Timothée laughed along with Khalid. He had a thousand more questions for them, but some could wait until they got to the Academy.

Clouds gathered around them as they rose higher, until Timothée could barely see his own hand. A black, heavy mist hung in the air.

“Morning Stars can create any natural element: water, air, earth, and,” Carmilla said, “in case you haven’t noticed, Khalid’s specialty is fire.”

“And Evening Stars can change matter,” Vivian said. “What do you excel at, Darius?”

Carmilla and Khalid exchanged a look then burst into laughter.

“What?” Marion asked.

“Darius excels at everything,” Carmilla said coolly. The glow from the flames powering the balloon licked at her smile.

A pink flush crossed Darius’s face. “Now that’s not true.”

“Whatever you say, your royal perfectness.” Khalid’s voice dripped with mock sweetness.

But Timothée remembered how Darius had fought against the Dark Prophet, created the sword out of stellarite. Perhaps the Prince was being too modest.

“There is still much to learn,” Darius continued. “I only caught my star last month. There are many ways you can specialize your magic. Some Evening Stars become physicians by learning the art of healing. They can mend broken bones or seal wounds. Many others become craftspeople. It’s vey common for Morning Stars to focus on perfecting the summon of a specific element. Our navy would not be as strong as it is without the aircrafters who ensure there is always a wind.”

“Or the Medihsan sailors,” Khalid said through his teeth.

“Absolutely!” Darius clapped him on the shoulder. “During our first year at the Academy, we learn the basics. Second years are given a chance to test out many specialities. Third and fourth year are used to hone your particular talents.”

“So, you really caught a falling star,” Timothée said, then, “What star did you catch, Carmilla?”

There was beat of silence and stiffness. Carmilla touched the black choker at her neck, an awkward gesture.

“Look,” Darius interrupted. “We’re almost out of the clouds.”

Carmilla weaved closer to Timothée. “Remember, there are three types of stars, Greywick.”

“There!” Darius pointed.

The clouds parted as they rose into a sapphire sky, which sparkled with the sliver of a moon. And there, in the centre of it all was the floating Isle of Argos.
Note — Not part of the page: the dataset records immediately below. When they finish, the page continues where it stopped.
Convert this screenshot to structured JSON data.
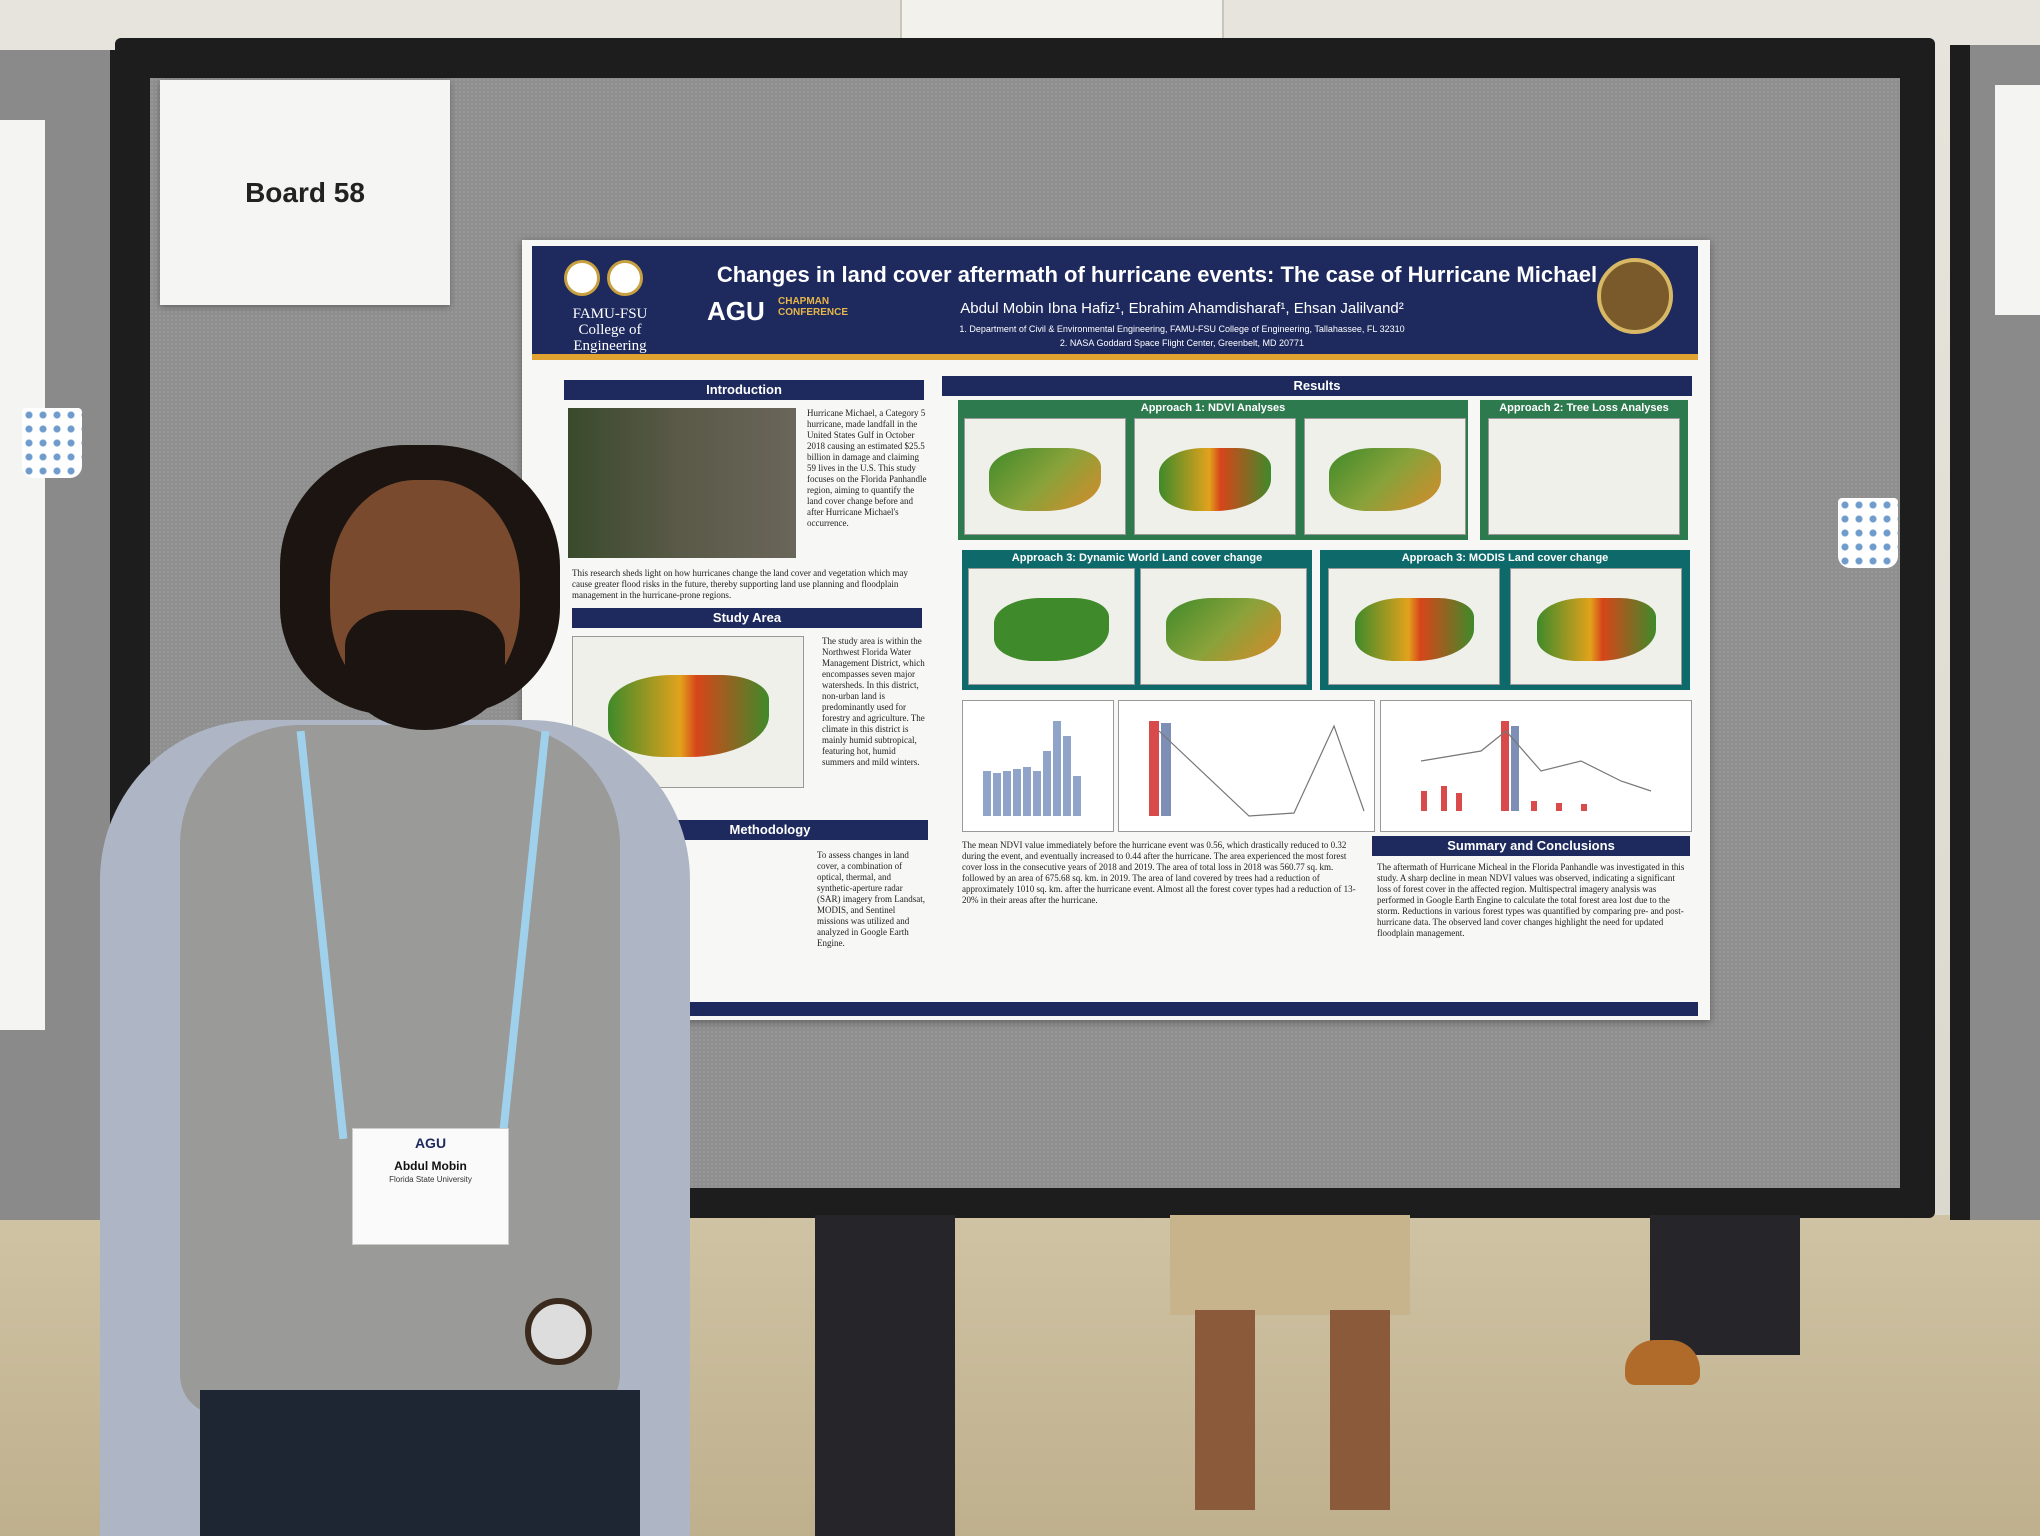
{
  "board_sign": "Board 58",
  "poster": {
    "title": "Changes in land cover aftermath of hurricane events: The case of Hurricane Michael",
    "authors": "Abdul Mobin Ibna Hafiz¹, Ebrahim Ahamdisharaf¹, Ehsan Jalilvand²",
    "affiliation_1": "1. Department of Civil & Environmental Engineering, FAMU-FSU College of Engineering, Tallahassee, FL 32310",
    "affiliation_2": "2. NASA Goddard Space Flight Center, Greenbelt, MD 20771",
    "logo_left_text": "FAMU-FSU College of Engineering",
    "agu_text": "AGU",
    "chapman_text": "CHAPMAN CONFERENCE",
    "sections": {
      "introduction": "Introduction",
      "study_area": "Study Area",
      "methodology": "Methodology",
      "results": "Results",
      "summary": "Summary and Conclusions"
    },
    "intro_text": "Hurricane Michael, a Category 5 hurricane, made landfall in the United States Gulf in October 2018 causing an estimated $25.5 billion in damage and claiming 59 lives in the U.S. This study focuses on the Florida Panhandle region, aiming to quantify the land cover change before and after Hurricane Michael's occurrence.",
    "intro_bullet": "This research sheds light on how hurricanes change the land cover and vegetation which may cause greater flood risks in the future, thereby supporting land use planning and floodplain management in the hurricane-prone regions.",
    "study_area_text": "The study area is within the Northwest Florida Water Management District, which encompasses seven major watersheds. In this district, non-urban land is predominantly used for forestry and agriculture. The climate in this district is mainly humid subtropical, featuring hot, humid summers and mild winters.",
    "methodology_text": "To assess changes in land cover, a combination of optical, thermal, and synthetic-aperture radar (SAR) imagery from Landsat, MODIS, and Sentinel missions was utilized and analyzed in Google Earth Engine.",
    "approach_labels": {
      "a1": "Approach 1: NDVI Analyses",
      "a2": "Approach 2: Tree Loss Analyses",
      "a3a": "Approach 3: Dynamic World Land cover change",
      "a3b": "Approach 3: MODIS Land cover change"
    },
    "results_text": "The mean NDVI value immediately before the hurricane event was 0.56, which drastically reduced to 0.32 during the event, and eventually increased to 0.44 after the hurricane. The area experienced the most forest cover loss in the consecutive years of 2018 and 2019. The area of total loss in 2018 was 560.77 sq. km. followed by an area of 675.68 sq. km. in 2019. The area of land covered by trees had a reduction of approximately 1010 sq. km. after the hurricane event. Almost all the forest cover types had a reduction of 13-20% in their areas after the hurricane.",
    "summary_text": "The aftermath of Hurricane Micheal in the Florida Panhandle was investigated in this study. A sharp decline in mean NDVI values was observed, indicating a significant loss of forest cover in the affected region. Multispectral imagery analysis was performed in Google Earth Engine to calculate the total forest area lost due to the storm. Reductions in various forest types was quantified by comparing pre- and post-hurricane data. The observed land cover changes highlight the need for updated floodplain management."
  },
  "badge": {
    "agu": "AGU",
    "name": "Abdul Mobin",
    "university": "Florida State University"
  }
}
It had always seemed so large in the sky, at times blocking the sun and covering the horizon. But now he realized how wrong he had been.

It was not large—it was immense. Land and forest and water: a castle in the sky. The bottom of it was sheer cliffs, tapered like an upside-down mountain. Waterfalls fell off the edges, tails disappearing into a great skirt of mist. They floated higher and he saw a shadowy forest, and a huge sprawling field, and the white stone of a castle. There was the Glass Cathedral, reflecting every sparkling star. And there…there was the white-washed stone of the Academy.

Their balloon drew closer, and he saw the tiny movements of people, students. Starlings. They ran across the field, waving. So many gathered there. A sea of blue and gold uniforms. Setviren’s sky skiff had landed, and he stood beside it, all white robes and green hair.

“The Celestial Academy for Fallen Stars,” Timothée whispered.

“Children of the gods,” Carmilla said, “welcome home.”